Excel's DATEDIF function finds the difference between two dates and displays it. When performing a condition check, the DATEDIF clause is typically used. For instance, the DATEDIF formula may be used to calculate the age of a given date in Excel. C2 may be calculated using the formula = DATEDIF (A2, B2, "Y") if cells A2 and B2 contain the dates December 1, 2000 and December 1, 2020, respectively. When you press the 'Enter' key on your keyboard, the years separate the two numbers. To ensure correct operation, the DATEDIF function typically requires a beginning and ending date. The function may also include a unit. The parameter stands in for the desired visual representation of the output. A common convention is to use the letter 'Y' for years and the letter 'M' for months. Typically, the completion date follows the beginning date. The function often returns the '#NUM' error if the termination date is not valid.

Use of the YEARFRAC to determine Age


Like DATEDIF, YEARFRAC only returns a portion of a year. You may get a fractional measurement of the time period by using the YEARFRAC function. The YEARFRAC argument is one of three. The beginning date is the first argument, the ending date is the second, and the foundation is the third. When a function is used to determine a year's worth of fractions, the "basis" is the number of days used in the calculation. It is common practise for the YEARFRAC function to employ a fraction including its first two inputs in its computations. The first argument would be January 1st, and the last argument would be December 31st, if you wanted to show your age as a fraction. For example, "= YEARFRAC (B2, A2, 1)" would do the trick. Sometimes it's easier to work with a numerical formula.

Use of The INT and YEARFRAC routines


Excel's YEARFRAC function may also be used in conjunction with INT (an integer) to determine a person's age.
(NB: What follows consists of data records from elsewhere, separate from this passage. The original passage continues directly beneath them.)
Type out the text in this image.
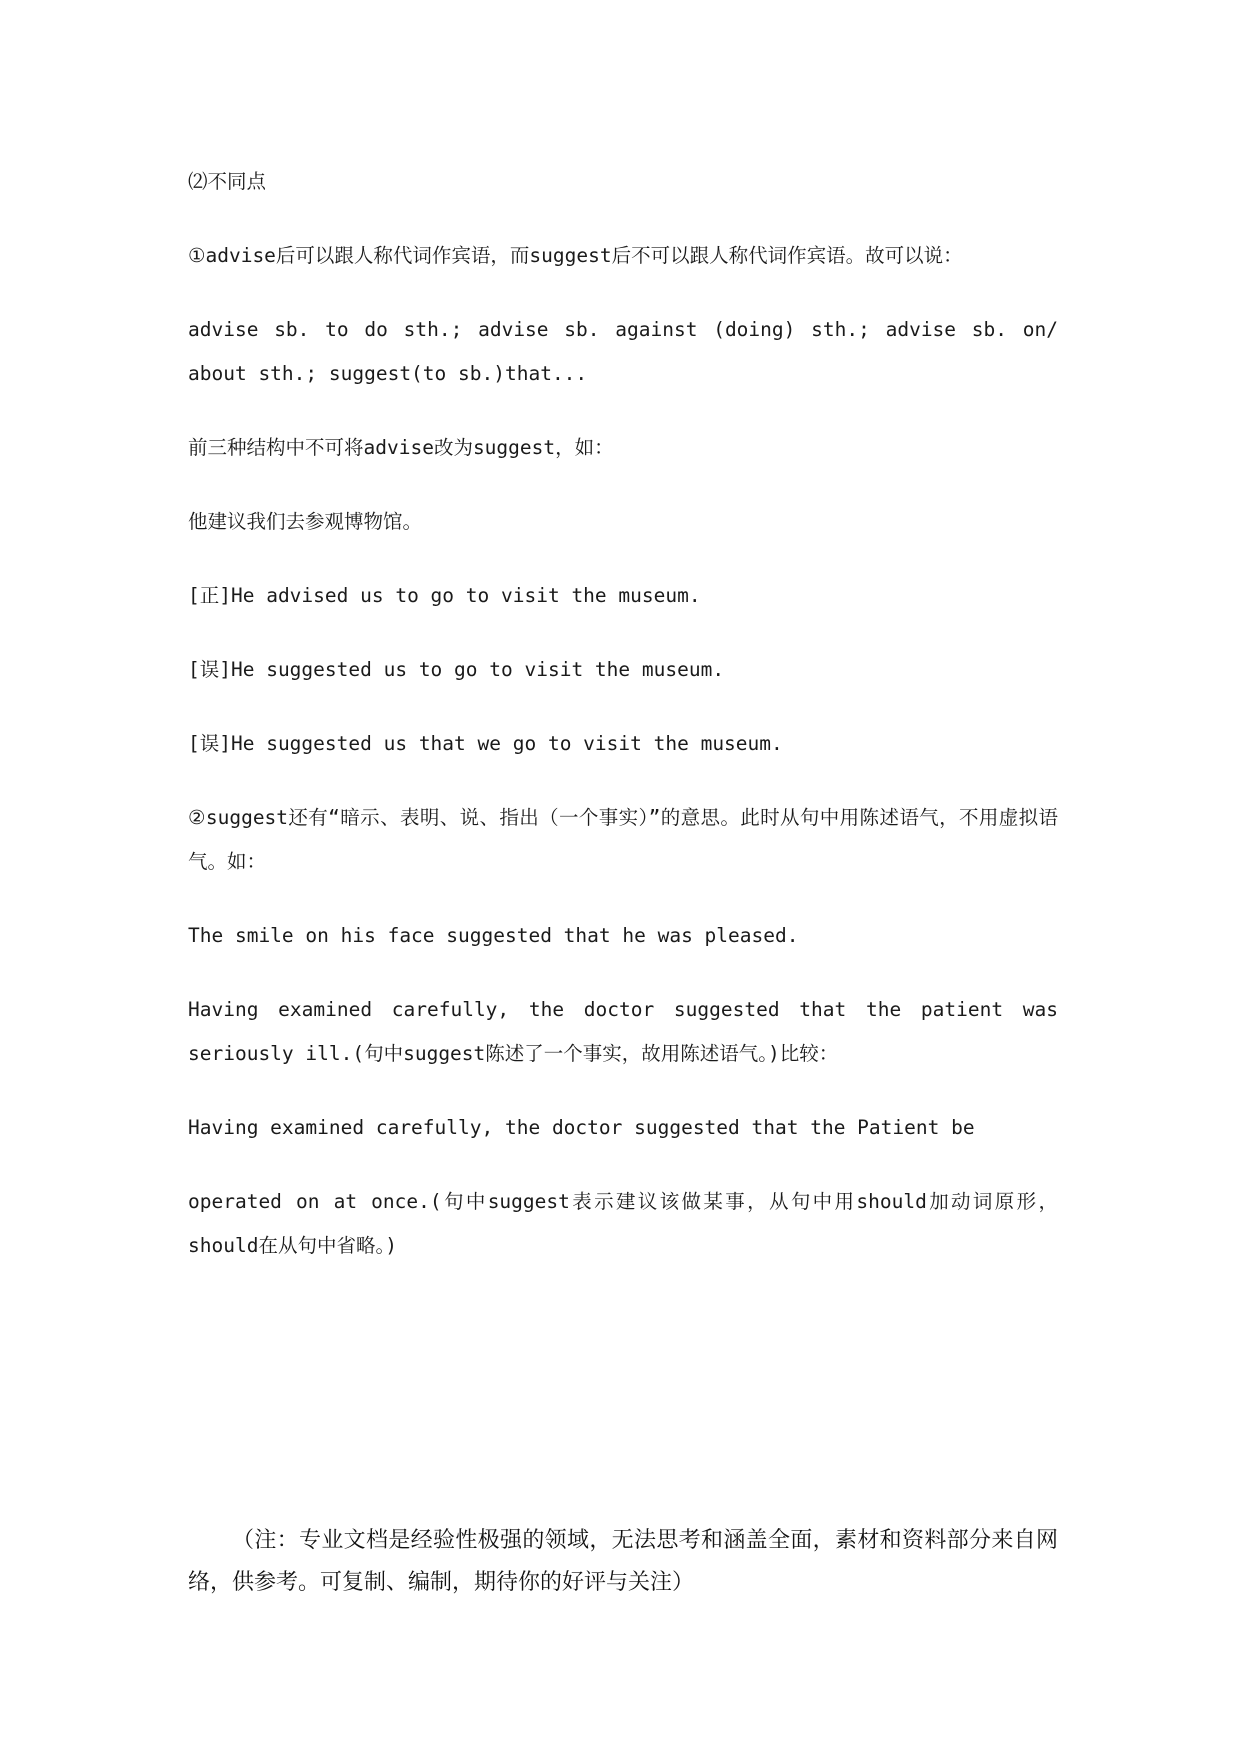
⑵不同点

①advise后可以跟人称代词作宾语，而suggest后不可以跟人称代词作宾语。故可以说：

advise sb. to do sth.; advise sb. against (doing) sth.; advise sb. on/ about sth.; suggest(to sb.)that...

前三种结构中不可将advise改为suggest，如：

他建议我们去参观博物馆。

[正]He advised us to go to visit the museum.

[误]He suggested us to go to visit the museum.

[误]He suggested us that we go to visit the museum.

②suggest还有“暗示、表明、说、指出（一个事实）”的意思。此时从句中用陈述语气，不用虚拟语气。如：

The smile on his face suggested that he was pleased.

Having examined carefully, the doctor suggested that the patient was seriously ill.(句中suggest陈述了一个事实，故用陈述语气。)比较：

Having examined carefully, the doctor suggested that the Patient be

operated on at once.(句中suggest表示建议该做某事，从句中用should加动词原形，should在从句中省略。)

（注：专业文档是经验性极强的领域，无法思考和涵盖全面，素材和资料部分来自网络，供参考。可复制、编制，期待你的好评与关注）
You may use the formula =INT (YEARFRAC (cell, TODAY ())). This method calculates a difference in years and returns it. Inserting the formula =INT (YEARFRAC (B1, TODAY ())) into cell C1 normally provides the difference in years between the two dates as an integer. This is the case if cell A1 has the date "12/01/2009" and cell B1 contains the current date. Perform a ROUNDDOWN to determine Age If you have a value that is not an integer and would want it to be converted into an integer, you can use the ROUNDDOWN function. In contrast to the round-up function (ROUNDUP), this one rounds down. It is common practise to drop the digits following the decimal point when rounding down to a smaller value. If the age you calculated ends in a decimal, you may round it down using the ROUNDDOWN function. For instance, "=ROUNDDOWN ((B1-A1)/362.25,0)" would be the function to use if cells "A1" and "B1" contained the respective start and end dates, respectively. This function may be used to round down an individual's age from 15.32 years to 15.
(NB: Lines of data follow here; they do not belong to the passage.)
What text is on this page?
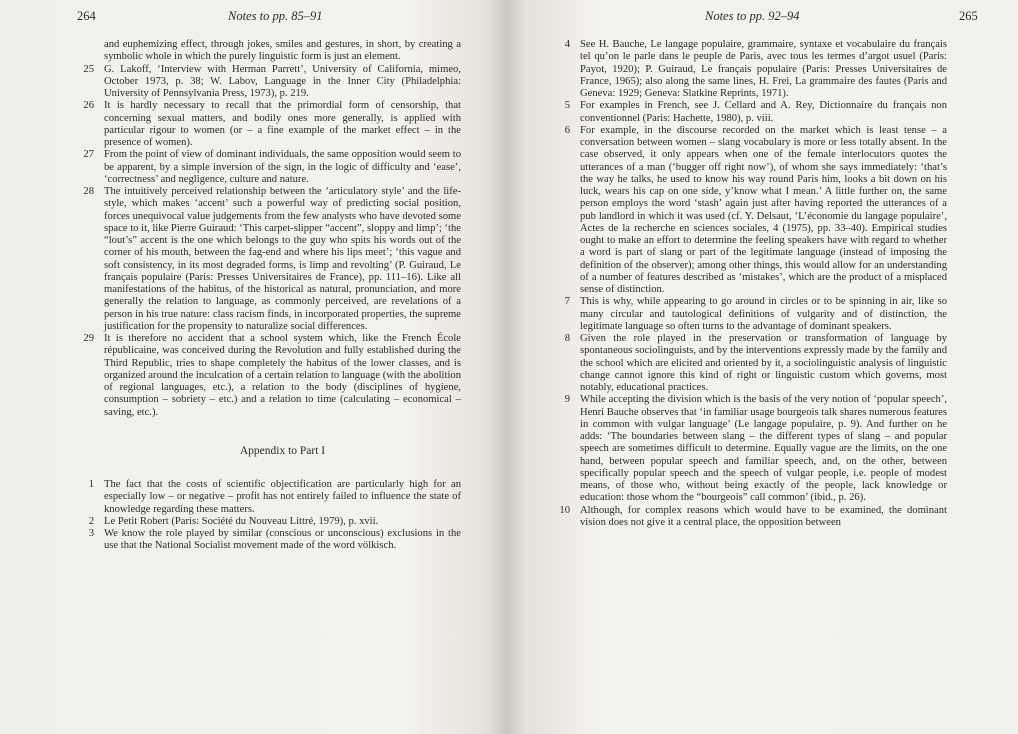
· · · ·
264	Notes to pp. 85–91

and euphemizing effect, through jokes, smiles and gestures, in short, by creating a symbolic whole in which the purely linguistic form is just an element.

25 G. Lakoff, ‘Interview with Herman Parrett’, University of California, mimeo, October 1973, p. 38; W. Labov, Language in the Inner City (Philadelphia: University of Pennsylvania Press, 1973), p. 219.

26 It is hardly necessary to recall that the primordial form of censorship, that concerning sexual matters, and bodily ones more generally, is applied with particular rigour to women (or – a fine example of the market effect – in the presence of women).

27 From the point of view of dominant individuals, the same opposition would seem to be apparent, by a simple inversion of the sign, in the logic of difficulty and ‘ease’, ‘correctness’ and negligence, culture and nature.

28 The intuitively perceived relationship between the ‘articulatory style’ and the life-style, which makes ‘accent’ such a powerful way of predicting social position, forces unequivocal value judgements from the few analysts who have devoted some space to it, like Pierre Guiraud: ‘This carpet-slipper “accent”, sloppy and limp’; ‘the “lout’s” accent is the one which belongs to the guy who spits his words out of the corner of his mouth, between the fag-end and where his lips meet’; ‘this vague and soft consistency, in its most degraded forms, is limp and revolting’ (P. Guiraud, Le français populaire (Paris: Presses Universitaires de France), pp. 111–16). Like all manifestations of the habitus, of the historical as natural, pronunciation, and more generally the relation to language, as commonly perceived, are revelations of a person in his true nature: class racism finds, in incorporated properties, the supreme justification for the propensity to naturalize social differences.

29 It is therefore no accident that a school system which, like the French École républicaine, was conceived during the Revolution and fully established during the Third Republic, tries to shape completely the habitus of the lower classes, and is organized around the inculcation of a certain relation to language (with the abolition of regional languages, etc.), a relation to the body (disciplines of hygiene, consumption – sobriety – etc.) and a relation to time (calculating – economical – saving, etc.).

Appendix to Part I
1 The fact that the costs of scientific objectification are particularly high for an especially low – or negative – profit has not entirely failed to influence the state of knowledge regarding these matters.

2 Le Petit Robert (Paris: Société du Nouveau Littré, 1979), p. xvii.

3 We know the role played by similar (conscious or unconscious) exclusions in the use that the National Socialist movement made of the word völkisch.

Notes to pp. 92–94	265
4 See H. Bauche, Le langage populaire, grammaire, syntaxe et vocabulaire du français tel qu’on le parle dans le peuple de Paris, avec tous les termes d’argot usuel (Paris: Payot, 1920); P. Guiraud, Le français populaire (Paris: Presses Universitaires de France, 1965); also along the same lines, H. Frei, La grammaire des fautes (Paris and Geneva: 1929; Geneva: Slatkine Reprints, 1971).

5 For examples in French, see J. Cellard and A. Rey, Dictionnaire du français non conventionnel (Paris: Hachette, 1980), p. viii.

6 For example, in the discourse recorded on the market which is least tense – a conversation between women – slang vocabulary is more or less totally absent. In the case observed, it only appears when one of the female interlocutors quotes the utterances of a man (‘bugger off right now’), of whom she says immediately: ‘that’s the way he talks, he used to know his way round Paris him, looks a bit down on his luck, wears his cap on one side, y’know what I mean.’ A little further on, the same person employs the word ‘stash’ again just after having reported the utterances of a pub landlord in which it was used (cf. Y. Delsaut, ‘L’économie du langage populaire’, Actes de la recherche en sciences sociales, 4 (1975), pp. 33–40). Empirical studies ought to make an effort to determine the feeling speakers have with regard to whether a word is part of slang or part of the legitimate language (instead of imposing the definition of the observer); among other things, this would allow for an understanding of a number of features described as ‘mistakes’, which are the product of a misplaced sense of distinction.

7 This is why, while appearing to go around in circles or to be spinning in air, like so many circular and tautological definitions of vulgarity and of distinction, the legitimate language so often turns to the advantage of dominant speakers.

8 Given the role played in the preservation or transformation of language by spontaneous sociolinguists, and by the interventions expressly made by the family and the school which are elicited and oriented by it, a sociolinguistic analysis of linguistic change cannot ignore this kind of right or linguistic custom which governs, most notably, educational practices.

9 While accepting the division which is the basis of the very notion of ‘popular speech’, Henri Bauche observes that ‘in familiar usage bourgeois talk shares numerous features in common with vulgar language’ (Le langage populaire, p. 9). And further on he adds: ‘The boundaries between slang – the different types of slang – and popular speech are sometimes difficult to determine. Equally vague are the limits, on the one hand, between popular speech and familiar speech, and, on the other, between specifically popular speech and the speech of vulgar people, i.e. people of modest means, of those who, without being exactly of the people, lack knowledge or education: those whom the “bourgeois” call common’ (ibid., p. 26).

10 Although, for complex reasons which would have to be examined, the dominant vision does not give it a central place, the opposition between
Cases where knowing your age is useful

Some situations in which knowing how to determine someone's age may be useful are preparation of Birthdays. On a loved one's or friend's special day, you might wish to find out how old they are. Instead of manually figuring out the person's age, you can just plug in the relevant dates into Excel and get an instant result. If a person's birthday is coming up and they were born on January 1, 2000, you may use the following formulae to simply find out how old they are in days, months, and years.